I suggest we handle this at the stdlib level my adding the following code:

export function arrayIsPrimitive(value) {
  return (
    isTypedArray(value) ||
    arrayContainsPrimitives(value) ||
    arrayContainsDates(value) ||
    arrayContainsNulls(value) // checks if all values are null
  );
}

// Given an array, checks that the first n elements are all null or undefined.
// This allows an array of all null or undefined values to be handled in the
// table cell, such as if a user asserts a type that coerces all array values to
// null
export function arrayContainsNulls(value) {
  const n = Math.min(nChecks, value.length);
  if (!(n > 0)) return false;
  return value.every(element => element == null)
}
libbey-observable commented 1 year ago

We'll need to handle the case when a user asserts that an array of primitives is a type that, when coerced, returns all null values. For example, if the data is d3.range(10), and the user selected the type boolean.

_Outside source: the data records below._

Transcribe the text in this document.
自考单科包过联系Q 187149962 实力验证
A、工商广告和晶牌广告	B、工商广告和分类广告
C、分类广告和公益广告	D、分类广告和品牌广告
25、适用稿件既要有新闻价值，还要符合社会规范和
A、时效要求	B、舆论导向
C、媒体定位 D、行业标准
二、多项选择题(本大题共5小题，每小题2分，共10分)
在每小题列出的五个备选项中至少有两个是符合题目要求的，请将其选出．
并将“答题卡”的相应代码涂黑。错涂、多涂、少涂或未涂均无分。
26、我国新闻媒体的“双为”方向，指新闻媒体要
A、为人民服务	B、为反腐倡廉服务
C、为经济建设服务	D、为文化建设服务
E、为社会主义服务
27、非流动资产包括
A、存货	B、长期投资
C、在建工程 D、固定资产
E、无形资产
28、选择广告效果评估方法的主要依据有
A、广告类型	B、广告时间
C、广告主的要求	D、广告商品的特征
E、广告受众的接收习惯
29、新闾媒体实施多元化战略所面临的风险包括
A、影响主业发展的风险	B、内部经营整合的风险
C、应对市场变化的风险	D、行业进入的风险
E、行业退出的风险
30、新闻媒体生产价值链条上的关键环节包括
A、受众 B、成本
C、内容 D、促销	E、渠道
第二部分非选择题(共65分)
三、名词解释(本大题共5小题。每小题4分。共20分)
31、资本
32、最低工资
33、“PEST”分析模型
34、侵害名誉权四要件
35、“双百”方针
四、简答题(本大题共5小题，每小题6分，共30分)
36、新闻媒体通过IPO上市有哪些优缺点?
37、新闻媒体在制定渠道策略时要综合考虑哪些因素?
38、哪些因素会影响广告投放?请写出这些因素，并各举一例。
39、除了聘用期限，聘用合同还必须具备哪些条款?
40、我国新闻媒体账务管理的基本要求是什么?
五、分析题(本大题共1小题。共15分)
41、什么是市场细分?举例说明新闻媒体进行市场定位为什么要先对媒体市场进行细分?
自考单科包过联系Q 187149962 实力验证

This will currently break because arrayIsPrimitive will return false, and the worker won't convert the primitive values into objects:

Thanks for raising this, @mkfreeman! I see what you mean about arrays of null values. If we want to treat those as arrays as primitives, we may want to stop ignoring them in the arrayIsPrimitive function, maybe something like what's shown below. But I'd be curious to hear @mbostock's thoughts on whether we do want to treat them that way?

Screen Shot 2023-02-01 at 8 54 15 AM

mbostock commented 1 year ago

I’ve been wondering if we should drop support for arrays of primitives since it seems to be adding a lot of complexity…

mkfreeman commented 1 year ago

I’ve been wondering if we should drop support for arrays of primitives since it seems to be adding a lot of complexity…

As a DTC user, I feel strongly that we should continue supporting arrays of primitives, as it allows a quick visual summary of arrays (of primitives...).

In terms of your proposed solution @libbey-observable, I think we need arrayContainsPrimitives to return true if the values are a mix of a primitive type and null/undefined. We could support that via a different function (my suggestion above), or I think we'd need to tweak the switch statement to add a new case for undefined (or the case when the type is object for null values), which feels a little tricky because we don't want to set the type to null unless they are all null.

annie commented 1 year ago

(related to primitive arrays but sorry if this is too tangential for this PR) i was wondering why we coerce primitive arrays to {value} in the worker, if we're already doing it here? i see it in both requestTableSummary and requestTableRows. is that code redundant, or does it cover some other case?

libbey-observable commented 1 year ago

i was wondering why we coerce primitive arrays to {value} in the worker, if we're already doing it here? i see it in both requestTableSummary and requestTableRows. is that code redundant, or does it cover some other case?

Thanks, @annie! I was actually just wondering the same thing. When I try removing those steps from worker/table.js, at least with the stdlib changes here (where an array of primitives gets promoted to objects on load), I'm not seeing any issues. I think we may be able to remove those, but would maybe wait until these stdlib changes are released, if we do go this route. And would test more.